Optimisation of seismic imaging via bilevel learning

The implementation of Full Waveform Inversion (FWI) requires the a priori choice of a number of "design parameters", such as the positions of sensors for the actual measurements and one (or more) regularisation weights. In this paper we describe a novel algorithm for determining these design parameters automatically from a set of training images, using a (supervised) bilevel learning approach. In our algorithm, the upper level objective function measures the quality of the reconstructions of the training images, where the reconstructions are obtained by solving the lower level optimisation problem - in this case FWI. Our algorithm employs (variants of) the BFGS quasi-Newton method to perform the optimisation at each level, and thus requires the repeated solution of the forward problem - here taken to be the Helmholtz equation. The paper focuses on the implementation of the algorithm.
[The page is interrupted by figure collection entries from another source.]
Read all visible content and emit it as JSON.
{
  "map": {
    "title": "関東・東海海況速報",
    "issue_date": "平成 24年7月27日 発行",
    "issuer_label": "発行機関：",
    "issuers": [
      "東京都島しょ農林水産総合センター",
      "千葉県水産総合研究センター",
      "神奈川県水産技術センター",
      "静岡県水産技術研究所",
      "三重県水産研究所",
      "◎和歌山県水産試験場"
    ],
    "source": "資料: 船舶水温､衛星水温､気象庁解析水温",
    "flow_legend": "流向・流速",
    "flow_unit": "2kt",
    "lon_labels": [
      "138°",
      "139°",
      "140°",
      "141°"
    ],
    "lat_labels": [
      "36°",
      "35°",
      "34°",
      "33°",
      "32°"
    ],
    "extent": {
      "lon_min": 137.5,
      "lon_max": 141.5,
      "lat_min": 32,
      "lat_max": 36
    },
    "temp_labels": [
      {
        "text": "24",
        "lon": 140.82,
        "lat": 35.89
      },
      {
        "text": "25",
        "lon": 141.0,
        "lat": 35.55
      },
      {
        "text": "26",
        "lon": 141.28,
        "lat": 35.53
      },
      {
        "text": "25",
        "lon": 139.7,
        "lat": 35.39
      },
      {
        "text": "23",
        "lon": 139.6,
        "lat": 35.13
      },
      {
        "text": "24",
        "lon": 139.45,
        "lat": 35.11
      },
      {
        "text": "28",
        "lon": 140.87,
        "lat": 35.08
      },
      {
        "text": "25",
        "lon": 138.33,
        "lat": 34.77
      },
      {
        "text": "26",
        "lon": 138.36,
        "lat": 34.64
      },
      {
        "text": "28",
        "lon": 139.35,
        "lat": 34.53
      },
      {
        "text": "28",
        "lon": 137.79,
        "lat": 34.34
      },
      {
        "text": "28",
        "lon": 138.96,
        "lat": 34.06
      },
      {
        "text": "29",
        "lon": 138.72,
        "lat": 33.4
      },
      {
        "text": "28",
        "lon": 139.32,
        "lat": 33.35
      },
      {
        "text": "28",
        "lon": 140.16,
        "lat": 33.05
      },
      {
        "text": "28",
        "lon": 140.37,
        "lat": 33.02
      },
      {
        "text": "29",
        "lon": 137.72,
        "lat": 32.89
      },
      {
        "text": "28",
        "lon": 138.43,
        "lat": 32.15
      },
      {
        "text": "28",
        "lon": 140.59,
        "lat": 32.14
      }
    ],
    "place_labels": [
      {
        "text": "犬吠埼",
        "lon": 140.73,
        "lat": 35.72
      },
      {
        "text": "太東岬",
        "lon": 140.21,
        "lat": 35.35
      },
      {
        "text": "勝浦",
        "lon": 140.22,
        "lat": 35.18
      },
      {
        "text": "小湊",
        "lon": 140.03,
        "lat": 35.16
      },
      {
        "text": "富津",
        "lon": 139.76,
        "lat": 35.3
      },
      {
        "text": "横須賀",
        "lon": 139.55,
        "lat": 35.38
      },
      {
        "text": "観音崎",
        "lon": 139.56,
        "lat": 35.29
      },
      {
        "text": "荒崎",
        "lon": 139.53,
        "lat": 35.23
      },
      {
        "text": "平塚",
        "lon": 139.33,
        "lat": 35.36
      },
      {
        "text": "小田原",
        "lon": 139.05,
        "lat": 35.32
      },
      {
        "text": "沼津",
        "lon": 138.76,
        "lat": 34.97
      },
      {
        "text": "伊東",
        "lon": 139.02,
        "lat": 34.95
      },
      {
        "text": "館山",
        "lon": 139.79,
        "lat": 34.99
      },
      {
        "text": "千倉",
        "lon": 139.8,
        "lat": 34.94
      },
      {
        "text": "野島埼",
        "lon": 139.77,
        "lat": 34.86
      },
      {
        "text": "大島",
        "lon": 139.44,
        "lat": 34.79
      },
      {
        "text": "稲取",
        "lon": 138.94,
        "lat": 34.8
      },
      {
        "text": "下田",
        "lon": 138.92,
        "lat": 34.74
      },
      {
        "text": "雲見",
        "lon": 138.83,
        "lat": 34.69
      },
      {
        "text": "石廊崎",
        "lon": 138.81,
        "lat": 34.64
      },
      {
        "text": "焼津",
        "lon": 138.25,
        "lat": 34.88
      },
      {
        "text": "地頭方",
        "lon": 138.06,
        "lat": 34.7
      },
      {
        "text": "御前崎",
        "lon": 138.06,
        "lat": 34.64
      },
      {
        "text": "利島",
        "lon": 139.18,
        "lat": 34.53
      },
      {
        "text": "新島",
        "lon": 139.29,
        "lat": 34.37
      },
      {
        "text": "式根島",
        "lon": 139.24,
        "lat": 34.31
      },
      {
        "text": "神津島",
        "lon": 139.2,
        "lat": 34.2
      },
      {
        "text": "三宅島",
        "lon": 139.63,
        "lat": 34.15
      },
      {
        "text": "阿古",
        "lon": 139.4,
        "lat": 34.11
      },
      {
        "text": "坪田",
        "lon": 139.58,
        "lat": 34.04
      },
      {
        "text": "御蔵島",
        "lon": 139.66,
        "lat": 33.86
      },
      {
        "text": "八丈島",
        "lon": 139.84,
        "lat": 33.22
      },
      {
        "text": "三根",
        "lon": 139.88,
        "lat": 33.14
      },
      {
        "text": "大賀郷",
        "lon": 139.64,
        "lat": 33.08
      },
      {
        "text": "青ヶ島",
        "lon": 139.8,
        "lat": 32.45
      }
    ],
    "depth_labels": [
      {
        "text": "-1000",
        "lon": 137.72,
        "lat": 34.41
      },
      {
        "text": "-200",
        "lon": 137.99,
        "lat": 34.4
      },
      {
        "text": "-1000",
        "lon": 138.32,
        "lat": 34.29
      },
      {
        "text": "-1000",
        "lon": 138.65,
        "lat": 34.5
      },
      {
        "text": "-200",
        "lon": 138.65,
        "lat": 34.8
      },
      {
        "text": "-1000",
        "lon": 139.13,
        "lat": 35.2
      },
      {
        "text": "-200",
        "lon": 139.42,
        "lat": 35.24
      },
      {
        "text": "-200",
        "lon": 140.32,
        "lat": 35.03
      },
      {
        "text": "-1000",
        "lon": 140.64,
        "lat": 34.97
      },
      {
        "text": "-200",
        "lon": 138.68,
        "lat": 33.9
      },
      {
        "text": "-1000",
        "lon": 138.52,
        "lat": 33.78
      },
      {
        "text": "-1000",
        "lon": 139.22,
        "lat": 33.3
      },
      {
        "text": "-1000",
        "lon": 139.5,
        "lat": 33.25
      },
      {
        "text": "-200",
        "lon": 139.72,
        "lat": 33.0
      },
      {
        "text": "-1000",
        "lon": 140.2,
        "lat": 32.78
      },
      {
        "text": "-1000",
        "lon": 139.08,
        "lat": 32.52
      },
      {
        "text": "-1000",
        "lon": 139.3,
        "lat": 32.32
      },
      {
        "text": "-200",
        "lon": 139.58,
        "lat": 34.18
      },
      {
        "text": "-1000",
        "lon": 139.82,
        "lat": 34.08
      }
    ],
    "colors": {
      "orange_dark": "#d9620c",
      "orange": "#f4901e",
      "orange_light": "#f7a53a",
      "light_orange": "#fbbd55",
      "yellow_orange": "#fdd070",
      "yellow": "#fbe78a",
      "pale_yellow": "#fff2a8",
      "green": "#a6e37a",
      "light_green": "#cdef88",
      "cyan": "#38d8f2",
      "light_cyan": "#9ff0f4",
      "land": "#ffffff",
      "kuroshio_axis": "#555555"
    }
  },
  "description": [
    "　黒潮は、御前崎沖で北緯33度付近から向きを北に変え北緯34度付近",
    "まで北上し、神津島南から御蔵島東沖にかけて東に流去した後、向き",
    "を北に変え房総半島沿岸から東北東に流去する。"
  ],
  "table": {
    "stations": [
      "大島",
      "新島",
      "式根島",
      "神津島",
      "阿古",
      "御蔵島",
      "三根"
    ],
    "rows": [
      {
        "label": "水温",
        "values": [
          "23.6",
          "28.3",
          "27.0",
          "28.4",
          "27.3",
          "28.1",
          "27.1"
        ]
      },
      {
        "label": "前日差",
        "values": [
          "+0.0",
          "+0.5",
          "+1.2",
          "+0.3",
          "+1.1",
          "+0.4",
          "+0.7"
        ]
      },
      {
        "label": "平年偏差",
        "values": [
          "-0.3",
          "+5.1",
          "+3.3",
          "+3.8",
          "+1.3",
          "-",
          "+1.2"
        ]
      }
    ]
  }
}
The novel contributions are: (i) an adjoint-state method for the efficient computation of the upper-level gradient; (ii) a complexity analysis for the bilevel algorithm, which counts the number of Helmholtz solves needed and shows this number is independent of the number of design parameters optimised; (iii) a bilevel frequency-continuation strategy that helps avoiding convergence to a spurious stationary point; (iv) an effective preconditioning strategy for iteratively solving the linear systems required at each step of the bilevel algorithm; (v) a smoothed extraction process for point values of the discretised wavefield, necessary for ensuring a smooth upper level objective function. The advantage of our algorithm is demonstrated on a problem derived from the standard Marmousi test problem.